Norbert Cunningham writes his column about universities. He knows nothing about universities. There are, indeed, serious problems with universities across North America. But Norbert doesn't have a clue what those problems are.

University of Toronto is a respectable, quality institution? What are you talking about Norbert? What does quality in a university mean? I taught in universities for forty years, and I can tell you that the universities themselves have no clue about what  quality means. All they have is ego and PR.

Excellent column by Bill Beliveau on the behaviour of Harper on the EI question. Well worth a read.

Brent Mazerolle contributes a quite incoherent column on the papacy - I think. I'm not really sure what it's about - if anything.

There's also a column on pensions which I won't comment on since I know nothing about the subject.
Get the idea, Norbert?

Then there's the Faith page.
We live in a world controlled by the greedy who suck every bit they can out of us, out of our environment, out of our hopes for the future. We live under politicians and business leaders who give no outward sign of the principles of any faith I have ever heard of. (I don't suggest that churches should directly intervene in politics or business. I do suggest that churches, mosques, synagogues should be places where we discuss the principles of faith and morality, where we learn to live by them. and to apply them in our daily lives, including politics.)

I don't say this for simply religious reasons. Morality does not exist simply because it is goody-goody. Morality and ethics exist because no society can survive without them. The society I have in mind is ours. Our country. Our world. All of us.

We live in a world in which torture, mass murder, assassination, plunder are quite acceptable in the most polite circles and by the nicest people. We sent Canadians to die and to kill in Afghanistan. Why? (No. Afghanistan did not attack the World Trade Centre.) We sent Canadians to kill in Libya. Why? Had Libya attacked us? To bring democracy? Oh? Have you looked at the mess in Libya, and the sort of people we brought to power?

We live on cheap resources from near-slave workers in countries where we install dictators, plunder the land, commit mass murder.

We live in a country in which the very rich add too their wealth by taking the little and diminishing that we have. And we check the houses of the poor who are on EI and who might be getting a few bucks somewhere else. When when was the last time you heard of police going to Mr. Irving's house to find out what he's doing with his money?

Morally and ethically, we live in a wasteland. And so I read the sermonette on the faith page.

Spring always returns at Easter, and the earth revives. Yes. So we should always look up to the skies, and hope for the future.

What an inspiring message! I must send copies to the quarter million men, women and children murdered in Guatemala, the million or more killed in Iraq, the millions of dead and tortured and enslaved by us in Congo, the tens of thousands dying in the hell we have inspired and created in Syria, to those of us in Canada and the US who sleep in the streets or live at bare survival level so that the rich can get even richer, for the children who will never get a chance.

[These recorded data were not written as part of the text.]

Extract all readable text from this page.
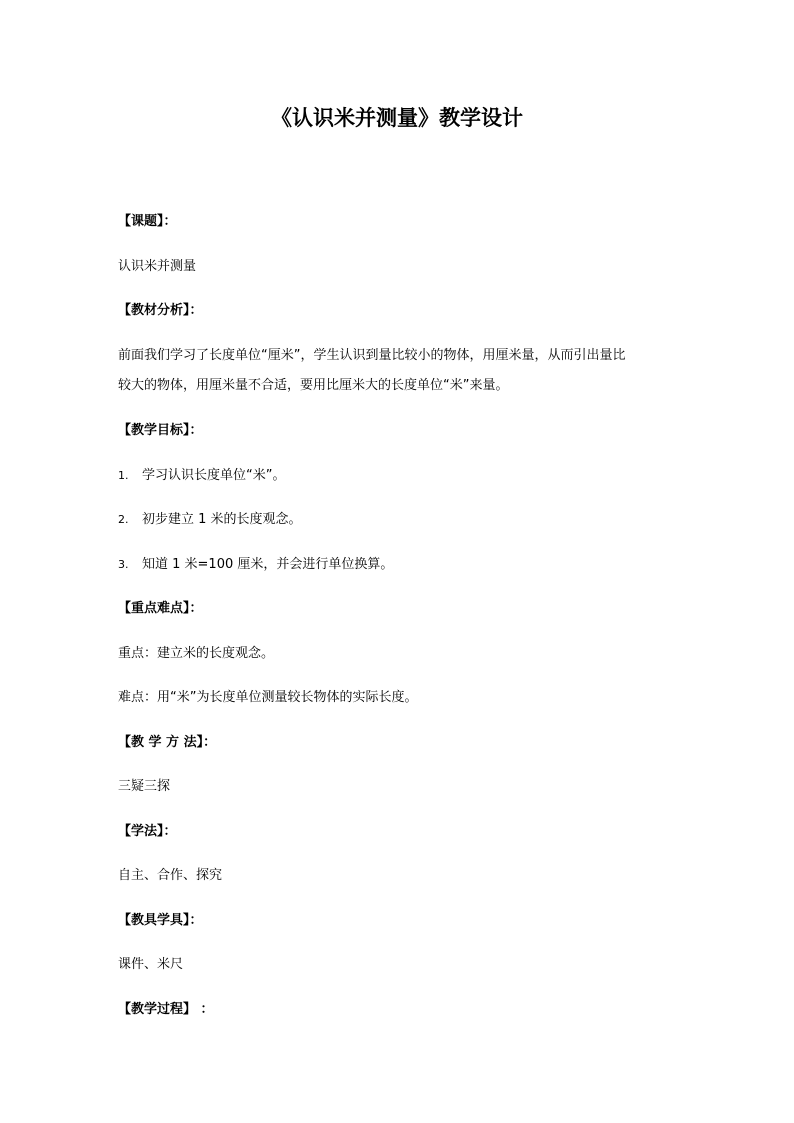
《认识米并测量》教学设计
【课题】：
认识米并测量
【教材分析】：
前面我们学习了长度单位“厘米”，学生认识到量比较小的物体，用厘米量，从而引出量比
较大的物体，用厘米量不合适，要用比厘米大的长度单位“米”来量。
【教学目标】：
1. 学习认识长度单位“米”。
2. 初步建立 1 米的长度观念。
3. 知道 1 米=100 厘米，并会进行单位换算。
【重点难点】：
重点：建立米的长度观念。
难点：用“米”为长度单位测量较长物体的实际长度。
【教 学 方 法】：
三疑三探
【学法】：
自主、合作、探究
【教具学具】：
课件、米尺
【教学过程】 ：
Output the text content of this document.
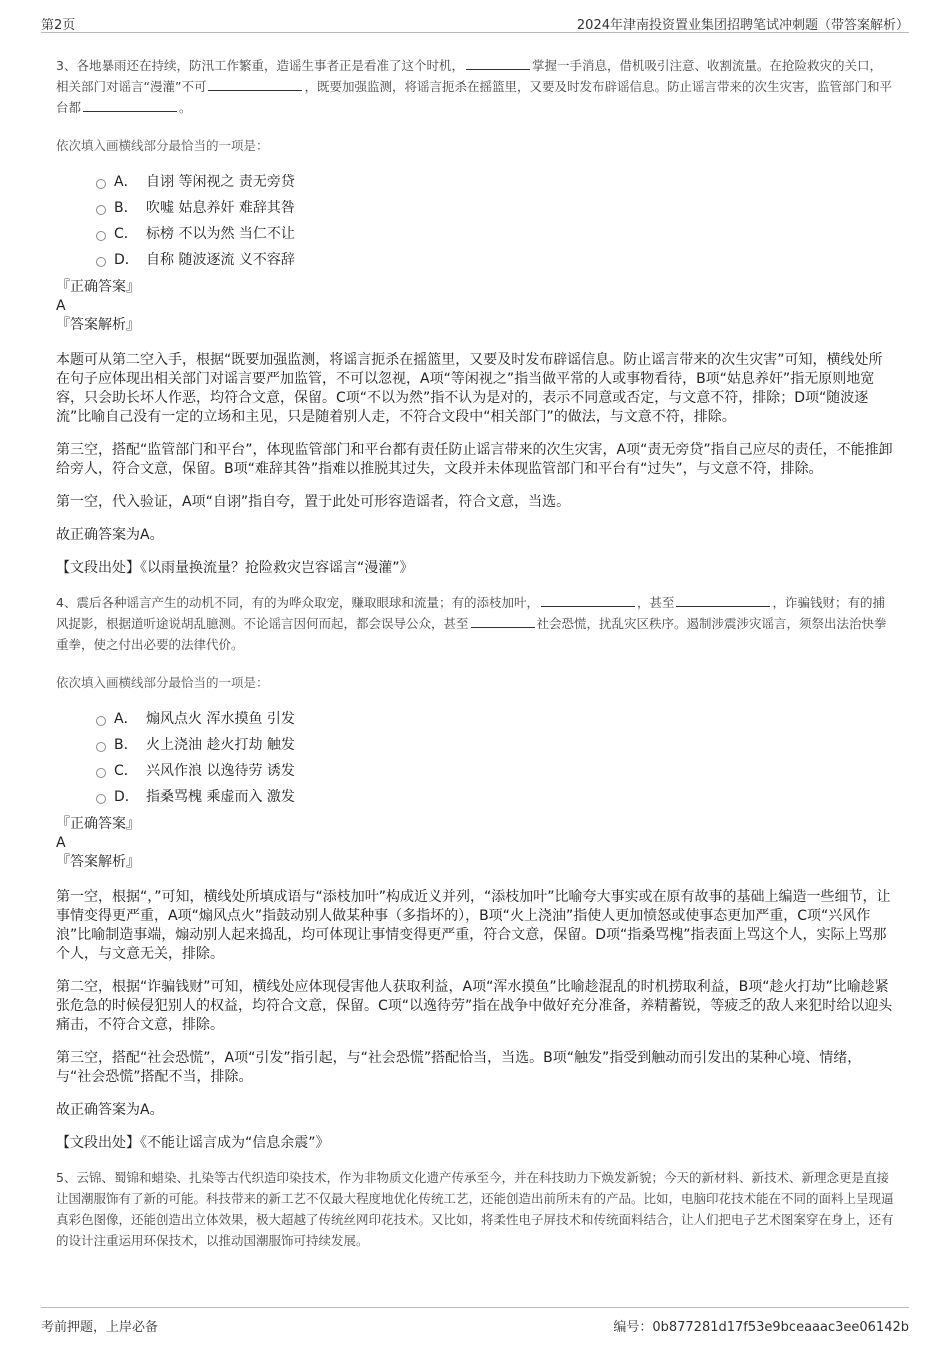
第2页	2024年津南投资置业集团招聘笔试冲刺题（带答案解析）

3、各地暴雨还在持续，防汛工作繁重，造谣生事者正是看准了这个时机，	掌握一手消息，借机吸引注意、收割流量。在抢险救灾的关口，相关部门对谣言“漫灌”不可	，既要加强监测，将谣言扼杀在摇篮里，又要及时发布辟谣信息。防止谣言带来的次生灾害，监管部门和平台都	。

依次填入画横线部分最恰当的一项是：

A． 自诩 等闲视之 责无旁贷
B． 吹嘘 姑息养奸 难辞其咎
C． 标榜 不以为然 当仁不让
D． 自称 随波逐流 义不容辞

『正确答案』

A

『答案解析』

本题可从第二空入手，根据“既要加强监测，将谣言扼杀在摇篮里，又要及时发布辟谣信息。防止谣言带来的次生灾害”可知，横线处所在句子应体现出相关部门对谣言要严加监管，不可以忽视，A项“等闲视之”指当做平常的人或事物看待，B项“姑息养奸”指无原则地宽容，只会助长坏人作恶，均符合文意，保留。C项“不以为然”指不认为是对的，表示不同意或否定，与文意不符，排除；D项“随波逐流”比喻自己没有一定的立场和主见，只是随着别人走，不符合文段中“相关部门”的做法，与文意不符，排除。

第三空，搭配“监管部门和平台”，体现监管部门和平台都有责任防止谣言带来的次生灾害，A项“责无旁贷”指自己应尽的责任，不能推卸给旁人，符合文意，保留。B项“难辞其咎”指难以推脱其过失，文段并未体现监管部门和平台有“过失”，与文意不符，排除。

第一空，代入验证，A项“自诩”指自夸，置于此处可形容造谣者，符合文意，当选。

故正确答案为A。

【文段出处】《以雨量换流量？抢险救灾岂容谣言“漫灌”》

4、震后各种谣言产生的动机不同，有的为哗众取宠，赚取眼球和流量；有的添枝加叶，	，甚至	，诈骗钱财；有的捕风捉影，根据道听途说胡乱臆测。不论谣言因何而起，都会误导公众，甚至	社会恐慌，扰乱灾区秩序。遏制涉震涉灾谣言，须祭出法治快拳重拳，使之付出必要的法律代价。

依次填入画横线部分最恰当的一项是：

A． 煽风点火 浑水摸鱼 引发
B． 火上浇油 趁火打劫 触发
C． 兴风作浪 以逸待劳 诱发
D． 指桑骂槐 乘虚而入 激发

『正确答案』

A

『答案解析』

第一空，根据“，”可知，横线处所填成语与“添枝加叶”构成近义并列，“添枝加叶”比喻夸大事实或在原有故事的基础上编造一些细节，让事情变得更严重，A项“煽风点火”指鼓动别人做某种事（多指坏的），B项“火上浇油”指使人更加愤怒或使事态更加严重，C项“兴风作浪”比喻制造事端，煽动别人起来捣乱，均可体现让事情变得更严重，符合文意，保留。D项“指桑骂槐”指表面上骂这个人，实际上骂那个人，与文意无关，排除。

第二空，根据“诈骗钱财”可知，横线处应体现侵害他人获取利益，A项“浑水摸鱼”比喻趁混乱的时机捞取利益，B项“趁火打劫”比喻趁紧张危急的时候侵犯别人的权益，均符合文意，保留。C项“以逸待劳”指在战争中做好充分准备，养精蓄锐，等疲乏的敌人来犯时给以迎头痛击，不符合文意，排除。

第三空，搭配“社会恐慌”，A项“引发”指引起，与“社会恐慌”搭配恰当，当选。B项“触发”指受到触动而引发出的某种心境、情绪，与“社会恐慌”搭配不当，排除。

故正确答案为A。

【文段出处】《不能让谣言成为“信息余震”》

5、云锦、蜀锦和蜡染、扎染等古代织造印染技术，作为非物质文化遗产传承至今，并在科技助力下焕发新貌；今天的新材料、新技术、新理念更是直接让国潮服饰有了新的可能。科技带来的新工艺不仅最大程度地优化传统工艺，还能创造出前所未有的产品。比如，电脑印花技术能在不同的面料上呈现逼真彩色图像，还能创造出立体效果，极大超越了传统丝网印花技术。又比如，将柔性电子屏技术和传统面料结合，让人们把电子艺术图案穿在身上，还有的设计注重运用环保技术，以推动国潮服饰可持续发展。

考前押题，上岸必备	编号：0b877281d17f53e9bceaaac3ee06142b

I know what. I'll go sit in the spiritually vacant Irving Chapel, and I'll reflect. Then, following the words of wisdom in today's sermonette, I shall "Go outside, bask in the sunshine, look up at the stars, believe in tomorrow."

Our clergy must believe that Moses, Jesus, and Mohammed were real wimps.


  1. I would not hold my breath waiting for anything from the Atlantic Press Council. Lofty ideals, and promises, are the main staple of their website:

    But, like the Better Business Bureau, I *think* you will find that the folks they are supposed to "watchdog" are their sole source of funding. Do you *think* for one minute that they will "bite" the hand that feeds them?

  2. I notice that their website seems remarkably inactive.
    But I note that one member of the board is a Rotarian. (They list everything those people have ever done, all the way back to the day they stopped wearing diapers.)
    And, hey, if a man is a Rotarian, what more can you ask for?